Menerapkan Digital Parenting Bersama Internetnya Indonesia

 


Mama, apa kamu tahu? Ada negara yang tidak punya Ibukota?

Mama, apa kamu tahu? Ada pulau kecil dekat Pulau Jawa, tapi bukan wilayah Indonesia loh. Melainkan wilayah Australia.

Mama, apa kamu tahu? Ada negara yang benderanya sama persis seperti Indonesia?

Mama, akhirnya aku bisa memasang semua bendera negara di dunia.

 

Adalah sebagian celetukan anak saya –Luigi- 6 tahun. Di usia pra sekolahnya ia memiliki minat yang besar pada dunia. Ia akan mencari dimana letak ibukota setiap negera, kepo nama pulau-pulau kecil dan terluar, hingga menggolongkan benua.

 

Ia pun mulai belajar cara bermain maincraft jika ke rumah sepupunya. Sejak itu, Luigi suka mengamati youtuber gaming, bahkan baru-baru ini ia sedih karena youtuber minecraft favoritnya sakit. Meski Luigi belum saya ijinkan mengunduh sendiri aplikasinya, namun dengan melihat di youtube dan melihat sepupunya bermain saja sudah senang.

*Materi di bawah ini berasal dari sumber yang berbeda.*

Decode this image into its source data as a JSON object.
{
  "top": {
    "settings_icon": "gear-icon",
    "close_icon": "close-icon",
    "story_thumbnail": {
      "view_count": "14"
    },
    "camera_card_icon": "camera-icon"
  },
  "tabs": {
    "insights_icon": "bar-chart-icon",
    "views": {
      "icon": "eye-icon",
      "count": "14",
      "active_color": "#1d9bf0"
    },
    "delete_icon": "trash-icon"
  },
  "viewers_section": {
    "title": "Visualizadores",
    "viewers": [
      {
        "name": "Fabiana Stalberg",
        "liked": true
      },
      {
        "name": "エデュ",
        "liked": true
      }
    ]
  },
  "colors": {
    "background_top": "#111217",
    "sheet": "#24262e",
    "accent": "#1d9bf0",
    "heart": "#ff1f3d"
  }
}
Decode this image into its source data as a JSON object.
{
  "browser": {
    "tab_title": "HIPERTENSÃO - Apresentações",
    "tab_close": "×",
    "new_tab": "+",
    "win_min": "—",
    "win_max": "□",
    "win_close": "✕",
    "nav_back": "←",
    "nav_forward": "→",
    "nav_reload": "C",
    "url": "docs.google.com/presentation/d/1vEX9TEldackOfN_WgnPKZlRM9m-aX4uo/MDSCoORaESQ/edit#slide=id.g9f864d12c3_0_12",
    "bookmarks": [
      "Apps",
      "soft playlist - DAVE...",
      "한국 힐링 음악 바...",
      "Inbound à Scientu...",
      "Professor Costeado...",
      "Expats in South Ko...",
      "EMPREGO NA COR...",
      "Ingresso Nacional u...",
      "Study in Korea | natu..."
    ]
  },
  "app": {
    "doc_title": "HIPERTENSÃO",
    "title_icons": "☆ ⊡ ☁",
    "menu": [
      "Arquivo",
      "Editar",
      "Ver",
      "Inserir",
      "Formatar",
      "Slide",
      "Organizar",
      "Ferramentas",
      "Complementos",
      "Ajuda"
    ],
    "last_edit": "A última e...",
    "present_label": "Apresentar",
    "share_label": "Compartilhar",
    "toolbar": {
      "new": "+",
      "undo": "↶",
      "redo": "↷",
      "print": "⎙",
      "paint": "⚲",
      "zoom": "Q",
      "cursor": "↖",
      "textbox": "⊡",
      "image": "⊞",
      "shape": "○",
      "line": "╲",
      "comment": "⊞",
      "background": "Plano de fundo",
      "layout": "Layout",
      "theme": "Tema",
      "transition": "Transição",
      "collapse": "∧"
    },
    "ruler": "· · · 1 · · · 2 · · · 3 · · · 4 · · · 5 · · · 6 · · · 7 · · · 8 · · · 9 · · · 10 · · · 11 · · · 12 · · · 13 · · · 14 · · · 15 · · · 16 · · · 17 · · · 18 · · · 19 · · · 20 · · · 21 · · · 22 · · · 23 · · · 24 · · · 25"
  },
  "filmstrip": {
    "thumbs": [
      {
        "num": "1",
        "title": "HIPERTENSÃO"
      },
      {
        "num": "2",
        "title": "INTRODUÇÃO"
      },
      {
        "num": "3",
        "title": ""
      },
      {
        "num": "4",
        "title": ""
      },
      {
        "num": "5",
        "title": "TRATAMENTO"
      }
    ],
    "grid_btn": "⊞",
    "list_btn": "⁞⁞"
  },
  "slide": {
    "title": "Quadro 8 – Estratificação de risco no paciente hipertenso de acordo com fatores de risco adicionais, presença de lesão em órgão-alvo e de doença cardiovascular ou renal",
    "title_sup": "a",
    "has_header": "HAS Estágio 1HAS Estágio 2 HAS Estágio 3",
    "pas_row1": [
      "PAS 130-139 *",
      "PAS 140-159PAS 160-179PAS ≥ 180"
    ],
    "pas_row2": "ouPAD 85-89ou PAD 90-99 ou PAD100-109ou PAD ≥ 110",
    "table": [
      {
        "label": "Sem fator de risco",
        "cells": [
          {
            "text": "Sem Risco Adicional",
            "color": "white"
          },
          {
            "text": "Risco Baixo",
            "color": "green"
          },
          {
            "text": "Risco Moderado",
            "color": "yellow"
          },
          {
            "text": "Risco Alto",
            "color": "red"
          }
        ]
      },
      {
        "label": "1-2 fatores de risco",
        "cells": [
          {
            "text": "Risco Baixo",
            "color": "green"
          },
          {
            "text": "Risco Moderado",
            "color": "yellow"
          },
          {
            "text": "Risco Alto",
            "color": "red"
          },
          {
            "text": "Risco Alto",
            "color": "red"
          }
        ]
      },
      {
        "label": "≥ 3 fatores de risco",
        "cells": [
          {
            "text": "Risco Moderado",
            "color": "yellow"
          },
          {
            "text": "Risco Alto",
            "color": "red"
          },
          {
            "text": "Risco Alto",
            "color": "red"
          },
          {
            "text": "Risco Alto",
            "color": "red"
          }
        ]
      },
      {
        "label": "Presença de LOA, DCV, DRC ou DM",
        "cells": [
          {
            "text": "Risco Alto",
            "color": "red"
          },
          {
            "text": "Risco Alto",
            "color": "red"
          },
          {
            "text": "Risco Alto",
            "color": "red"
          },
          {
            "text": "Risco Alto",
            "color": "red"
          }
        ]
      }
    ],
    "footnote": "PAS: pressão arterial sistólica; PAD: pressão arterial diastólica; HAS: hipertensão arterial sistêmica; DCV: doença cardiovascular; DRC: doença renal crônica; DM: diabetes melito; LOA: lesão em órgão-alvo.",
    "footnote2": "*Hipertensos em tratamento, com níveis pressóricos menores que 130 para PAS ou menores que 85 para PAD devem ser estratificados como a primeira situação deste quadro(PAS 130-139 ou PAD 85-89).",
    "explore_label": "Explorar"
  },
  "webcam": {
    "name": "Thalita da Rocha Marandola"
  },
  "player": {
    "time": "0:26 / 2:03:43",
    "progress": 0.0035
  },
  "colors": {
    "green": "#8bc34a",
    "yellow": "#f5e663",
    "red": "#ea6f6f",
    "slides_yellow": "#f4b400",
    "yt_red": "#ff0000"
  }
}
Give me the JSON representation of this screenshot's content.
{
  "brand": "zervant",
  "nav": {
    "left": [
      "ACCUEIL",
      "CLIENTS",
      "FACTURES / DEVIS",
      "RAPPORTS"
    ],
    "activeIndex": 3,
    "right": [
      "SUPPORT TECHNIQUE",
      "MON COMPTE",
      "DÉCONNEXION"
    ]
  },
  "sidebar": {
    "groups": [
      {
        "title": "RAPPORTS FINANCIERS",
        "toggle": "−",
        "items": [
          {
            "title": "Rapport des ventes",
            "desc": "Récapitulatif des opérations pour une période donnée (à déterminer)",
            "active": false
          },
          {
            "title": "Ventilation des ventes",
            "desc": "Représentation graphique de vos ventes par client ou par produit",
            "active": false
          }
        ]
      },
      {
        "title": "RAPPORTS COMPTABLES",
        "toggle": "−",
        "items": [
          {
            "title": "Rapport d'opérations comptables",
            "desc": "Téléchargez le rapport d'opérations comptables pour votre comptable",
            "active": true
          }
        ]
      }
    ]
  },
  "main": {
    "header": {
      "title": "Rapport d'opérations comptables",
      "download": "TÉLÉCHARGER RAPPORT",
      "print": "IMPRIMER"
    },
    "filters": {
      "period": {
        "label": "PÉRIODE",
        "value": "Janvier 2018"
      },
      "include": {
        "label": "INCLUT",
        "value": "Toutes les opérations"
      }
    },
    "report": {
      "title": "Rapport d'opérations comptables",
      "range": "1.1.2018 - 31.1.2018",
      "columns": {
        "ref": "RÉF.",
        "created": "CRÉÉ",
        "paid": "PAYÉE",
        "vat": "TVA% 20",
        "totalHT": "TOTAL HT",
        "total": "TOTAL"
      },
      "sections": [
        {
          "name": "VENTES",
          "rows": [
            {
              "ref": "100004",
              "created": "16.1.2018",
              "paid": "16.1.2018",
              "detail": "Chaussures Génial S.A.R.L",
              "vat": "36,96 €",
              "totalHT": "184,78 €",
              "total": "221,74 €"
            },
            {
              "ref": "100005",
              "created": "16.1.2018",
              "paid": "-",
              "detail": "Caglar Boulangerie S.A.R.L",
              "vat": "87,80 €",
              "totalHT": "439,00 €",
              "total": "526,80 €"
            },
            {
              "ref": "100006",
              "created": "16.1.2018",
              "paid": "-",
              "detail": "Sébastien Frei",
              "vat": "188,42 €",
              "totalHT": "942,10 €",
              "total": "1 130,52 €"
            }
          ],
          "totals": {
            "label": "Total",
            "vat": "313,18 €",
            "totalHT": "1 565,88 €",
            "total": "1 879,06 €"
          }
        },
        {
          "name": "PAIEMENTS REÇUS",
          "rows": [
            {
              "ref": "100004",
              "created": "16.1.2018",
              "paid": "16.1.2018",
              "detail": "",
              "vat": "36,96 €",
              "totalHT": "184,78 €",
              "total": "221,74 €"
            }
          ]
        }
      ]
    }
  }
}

Luigi akhirnya mencari tahu dari channel Kok Bisa agar tidak sakit seperti youtuber idolanya yang memiliki subscriber 14,5 juta tersebut. Sebelum makan ia akan bertanya, apa makanan yang dimakan termasuk menyehatkan karena ia tidak mau ikut sakit.

 

Gurunya di sekolah pun bingung saat Luigi bercerita mengenai kenapa Rusia dan Ukraina berperang. Bahkan teman-temannya di rumah hanya melongo saat ia menjelaskan dampak peperangan antara 2 negara ini, termasuk sejarah NATO.

 

Jika ada yang bertanya kepada saya, kenapa anak 6 tahun bisa berbincang mengenai dunia? Saya hanya menjawab semua ini karena internet.

 

Dipaksa Mengadopsi Teknologi Digital Lebih Cepat

Sejak tahun 1980 telah terjadi revolusi digital yakni perubahan dari teknologi mekanik dan elektronik analog ke teknologi digital. Teknologi digital membuat perubahan penting dalam kehidupan manusia.

 

Dulu hanya ada telepon kabel, sekarang mulai beralih ke ponsel (telepon seluler), dulu buku hanya ada bentuk fisik, saat ini bermunculan versi e-books. Pada masa lalu untuk mendengarkan musik dengan kaset gulungan dan CD, saat ini tergantikan oleh MP3 atau aplikasi musik. Termasuk lahirnya internet, sehingga berkirim kabar tanpa surat lagi namun menggunakan email.

 

Sebelum pandemi datang, saya benar-benar membatasi penggunaan gawai yang tersambung internet untuk anak. Jika meminjam tab misalnya, dengan batasan seminimal mungkin. Tahun kelam itu juga harusnya saya menyekolahkan anak saya yang saat itu berusia 5 tahun. Namun karena virus covid-19 mulai mengerikan maka terpaksa menunda sekolah.

 

Saya dan suami akhirnya harus bekerja dari rumah menggunakan internet 100%. Saya yang biasanya menghadiri event bloger secara offline harus berpindah kerja pada layar zoom meeting, suami juga mengurus bisnisnya secara daring. Akhirnya kami berlangganan layanan internet rumah dari IndiHome 20 Mbps. Kehadiran virus yang disebabkan Sars Cov type II ini makin mengukuhkan bahwa internet adalah keniscayaan yang tak bisa terhindari.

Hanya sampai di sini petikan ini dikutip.